The internet being flooded with AI slop masquerading as devotional artwork has been among the most depressing things about GenAI. It has no meaning or intention or devotion behind it, it’s just engagement farming. Nothing of value is added by having Devi with extra fingers on each hand and completely blurred messes for all the affects in her hands. Or pictures of Rama shooting a bansuri out of his bow. It’s just tripe. We could have told the stories with an overlay of open source artwork from Raja Ravi Varma or Gita Press or old Tanjore paintings or Chola bronzes or whatever if we couldn’t afford to hire an artist who knows what items Vishnu is supposed to be holding in each hand.
It’s not a problem just for us Hindus either. I see so much terrible Jesus/angel “artwork” everywhere. It makes me start to wonder if maybe the Wahabbis were onto something with their complete taboo around depictions of God or the prophets.
>Nothing of value is added by having Devi with extra fingers on each hand and completely blurred messes for all the affects in her hands
South Asian religions are in an especially bad position because so many works related to them have never been digitized (and quite frankly, in some cases what's available on the internet is of extremely low quality) [1]. I'd be pretty concerned if someone were to rely on entirely on these models since the probability of hallucinations (or at the very least, erasure of regional/ideological diversity) probably skyrockets because the information was never actually there in the training data to begin with.
Some references have been digitized but “Hinduism” is a broad collection of religious traditions with many different stories and folk practices and depictions of various deities and tales. Many of the depictions are considered “valid” only in the specific context of a particular temple or for a specific community and it becomes completely nonsensical once you start randomly jumbling up elements of all the Gods from across all of India over all of time.

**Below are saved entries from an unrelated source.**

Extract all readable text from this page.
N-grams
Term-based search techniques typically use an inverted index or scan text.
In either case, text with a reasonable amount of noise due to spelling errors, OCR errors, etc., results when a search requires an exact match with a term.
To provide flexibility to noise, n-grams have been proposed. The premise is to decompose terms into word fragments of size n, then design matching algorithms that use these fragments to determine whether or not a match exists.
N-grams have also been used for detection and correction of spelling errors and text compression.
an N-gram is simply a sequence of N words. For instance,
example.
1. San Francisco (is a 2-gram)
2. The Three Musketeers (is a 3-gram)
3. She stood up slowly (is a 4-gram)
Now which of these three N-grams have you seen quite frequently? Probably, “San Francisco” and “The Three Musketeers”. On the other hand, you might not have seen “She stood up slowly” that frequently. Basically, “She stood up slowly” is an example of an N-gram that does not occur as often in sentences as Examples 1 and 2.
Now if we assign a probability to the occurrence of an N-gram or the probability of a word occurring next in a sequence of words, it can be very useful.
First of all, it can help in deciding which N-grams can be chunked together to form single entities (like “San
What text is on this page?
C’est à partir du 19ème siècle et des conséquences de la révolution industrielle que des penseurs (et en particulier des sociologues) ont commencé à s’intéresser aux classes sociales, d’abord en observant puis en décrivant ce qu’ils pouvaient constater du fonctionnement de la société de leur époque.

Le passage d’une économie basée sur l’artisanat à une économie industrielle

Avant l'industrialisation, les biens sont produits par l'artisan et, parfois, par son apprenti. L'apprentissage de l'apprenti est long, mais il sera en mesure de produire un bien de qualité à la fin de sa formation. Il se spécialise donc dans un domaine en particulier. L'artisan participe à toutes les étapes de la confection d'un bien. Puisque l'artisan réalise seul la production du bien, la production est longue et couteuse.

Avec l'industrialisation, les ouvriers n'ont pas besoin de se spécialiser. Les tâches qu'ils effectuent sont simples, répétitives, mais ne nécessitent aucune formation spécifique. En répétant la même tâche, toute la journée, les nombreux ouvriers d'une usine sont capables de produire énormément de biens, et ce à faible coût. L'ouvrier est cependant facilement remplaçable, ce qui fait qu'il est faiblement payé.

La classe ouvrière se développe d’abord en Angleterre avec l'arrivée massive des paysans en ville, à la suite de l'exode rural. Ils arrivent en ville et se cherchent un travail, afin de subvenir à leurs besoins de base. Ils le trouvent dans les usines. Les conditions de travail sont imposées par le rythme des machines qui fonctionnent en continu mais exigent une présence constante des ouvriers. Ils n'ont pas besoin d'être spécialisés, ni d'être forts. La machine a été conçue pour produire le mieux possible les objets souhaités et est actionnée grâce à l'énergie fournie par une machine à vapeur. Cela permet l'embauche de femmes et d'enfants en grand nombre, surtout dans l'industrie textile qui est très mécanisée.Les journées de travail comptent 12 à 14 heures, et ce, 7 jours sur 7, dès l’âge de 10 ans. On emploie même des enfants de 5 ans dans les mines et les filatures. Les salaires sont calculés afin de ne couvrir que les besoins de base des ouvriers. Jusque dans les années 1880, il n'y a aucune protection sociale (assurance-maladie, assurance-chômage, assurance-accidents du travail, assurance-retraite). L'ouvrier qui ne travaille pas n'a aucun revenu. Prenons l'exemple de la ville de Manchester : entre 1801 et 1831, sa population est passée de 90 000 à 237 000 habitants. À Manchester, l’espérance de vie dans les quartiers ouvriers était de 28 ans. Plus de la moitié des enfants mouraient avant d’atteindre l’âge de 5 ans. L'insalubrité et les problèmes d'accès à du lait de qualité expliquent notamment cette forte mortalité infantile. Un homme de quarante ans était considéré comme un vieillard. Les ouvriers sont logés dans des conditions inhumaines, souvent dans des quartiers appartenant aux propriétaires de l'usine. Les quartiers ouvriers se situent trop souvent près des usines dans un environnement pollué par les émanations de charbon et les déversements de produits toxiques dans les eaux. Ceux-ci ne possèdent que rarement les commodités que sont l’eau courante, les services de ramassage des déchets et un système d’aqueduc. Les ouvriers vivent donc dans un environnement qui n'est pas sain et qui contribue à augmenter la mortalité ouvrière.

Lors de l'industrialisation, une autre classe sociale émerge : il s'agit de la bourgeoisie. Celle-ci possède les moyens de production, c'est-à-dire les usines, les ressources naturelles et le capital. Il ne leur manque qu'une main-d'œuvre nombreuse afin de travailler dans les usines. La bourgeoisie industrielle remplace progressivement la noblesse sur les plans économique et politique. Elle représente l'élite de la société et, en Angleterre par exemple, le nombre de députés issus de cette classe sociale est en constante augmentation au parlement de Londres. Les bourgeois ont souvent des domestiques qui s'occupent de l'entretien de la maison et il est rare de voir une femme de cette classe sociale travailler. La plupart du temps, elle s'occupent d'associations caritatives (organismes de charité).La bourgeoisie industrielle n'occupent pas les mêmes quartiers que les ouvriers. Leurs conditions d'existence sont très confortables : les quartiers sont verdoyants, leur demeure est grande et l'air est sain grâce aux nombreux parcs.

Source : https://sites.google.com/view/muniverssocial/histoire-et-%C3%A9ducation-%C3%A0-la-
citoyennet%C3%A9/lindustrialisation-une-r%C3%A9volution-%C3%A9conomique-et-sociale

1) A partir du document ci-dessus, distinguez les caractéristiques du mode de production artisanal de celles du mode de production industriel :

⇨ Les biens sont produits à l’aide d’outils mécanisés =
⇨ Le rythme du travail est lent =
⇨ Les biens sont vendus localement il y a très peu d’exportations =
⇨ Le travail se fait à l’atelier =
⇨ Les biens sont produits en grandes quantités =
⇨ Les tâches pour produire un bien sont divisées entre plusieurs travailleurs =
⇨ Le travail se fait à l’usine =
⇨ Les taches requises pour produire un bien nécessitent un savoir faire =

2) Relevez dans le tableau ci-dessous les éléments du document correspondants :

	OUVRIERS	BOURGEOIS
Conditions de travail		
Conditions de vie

I've been using GitHub for over 2 decades now so its not that I don't still love them. I just worry that GitHub will become just another arm of Microsoft's AI strategy. It FEELS like the platform is being reshaped around monetizing AI rather than serving developers but that's just my opinion.
I mean no offence to anyone but whenever new tech progresses rapidly it usually catches most unaware, who tend to ridicule or feel the concepts are sourced from it.
ai is actually useful tho. idk about this level of abstraction but the more basic delegation to one little guy in the terminal gives me a lot of extra time
That would be the dream, it has been stated by many AI leaders that AI is the key to UBI, democratising that capability will prevent specific monopolies having a stranglehold on our future.